NBA-Win-Probability

In this project, I have created a classification model which predicts the outcome of an NBA game (using Python), based on certain features of a play (e.g the score at the time, the type of the play, etc). In order to achieve this I first needed to parse and clean the play by play data from the csv file. This included things like figuring out which features to include, the team the play was executed by, the score for each play, and the winner of the game. After creating all the feature vectors and their respective results, I split the vectors into a training set and a testing set. I then trained the classifier using the training set, and calculated the accuracy of the model on the testing set. From here, I continued to play around with which features to include in the vector, checking whether or not the accuracy of my model improved. After lots of trials, I settled on using a vector that consisted of the number of seconds passed since the beginning the game, away team score, home team score, event type, and team that the play belonged to (e.g. OKC’s rebound, or ORL’s turnover). I then played around with the type of classifier and settled on Python’s Neural Network Classifier. I then pickled the model so that I didn’t need to retrain the classifier every time.

The next step was using this model to create a visualization that allowed users to see how the winning probability of a team changes after each play. I used the pickled classifier to create a JSON file that had predictions on the game’s outcome after each play. Finally, using D3, Javascript, HTML, and CSS, I created an interactive line graph displaying the winning probability of the home team after each play.

Below is an example of a visualization that can be created.

Alt text

The visualization above shows how the easily the momentum or win probability of a team can change after each play. Specifically, the graphs above displays how the winning percentage of the Orlando Magic changes throughout the last 3 minutes of the 4th quarter up until the first 2 minutes of the first Overtime period, in the double overtime game vs the Oklahoma City Thunder on October 30, 2015 (when OKC came back from 15 in the 4th). After Oladipo hit what he probably thought was the dagger step-back three with only 3 seconds left, leaving no timeouts for the Thunder, the Magic had a 64% chance of winning the game (figure 1). However, Westbrook defied the odds by banking in his running 3 point shot from nearly half court with 0.7 left on the clock, swinging the odds back to the Thunder by almost 30% (figure 2)!

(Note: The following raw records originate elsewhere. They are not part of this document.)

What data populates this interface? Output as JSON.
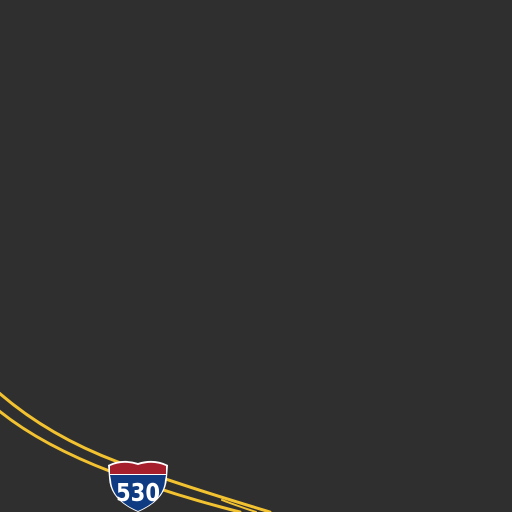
{
  "map": {
    "style": "dark",
    "colors": {
      "background": "#2f2f2f",
      "highway": "#f2c230",
      "shield_top": "#a51f2d",
      "shield_body": "#0e3b82",
      "shield_border": "#ffffff",
      "shield_text": "#ffffff"
    },
    "highway": {
      "type": "interstate",
      "shield_number": "530",
      "lanes": "divided"
    }
  }
}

When creating the visualization, I wanted viewers to be able to quickly see how the winning percentage of Orlando changed as the game progressed, so I added the line. To make it easier for users to get an approximation of the time left in the game, I added major (black) x-axis tick marks to signify the start/end of a period, and minor (grey) tick marks to signify every minute passed. I also added 0, 0.5, and 1, tick marks on the y-axis to give viewers a quick way to estimate the current win probability of the home team. Next, in order to give a more detailed explanation of each point, I added a tooltip feature, which displayed the current score, play clock, winning percentage, change in winning percentage, and description of the play. I made the tooltip slightly transparent so that it didn't complete obstruct the line graph. After realizing it was too difficult to hover the mouse directly on top of a point, I implemented a voronoi overlay so that the mouse only needs to be near to the point for the tooltip to show up (this is shown in both figures). Even after implementing the voronoi overlay, I found it was difficult to select the exact point I wanted because many points were too close together. Because of this, I implemented a slider bar at the bottom of the graph that allows the user to zoom into a specific segment of the game, making it easier to show the tooltip of a specific point, and view the subtle changes in win probability.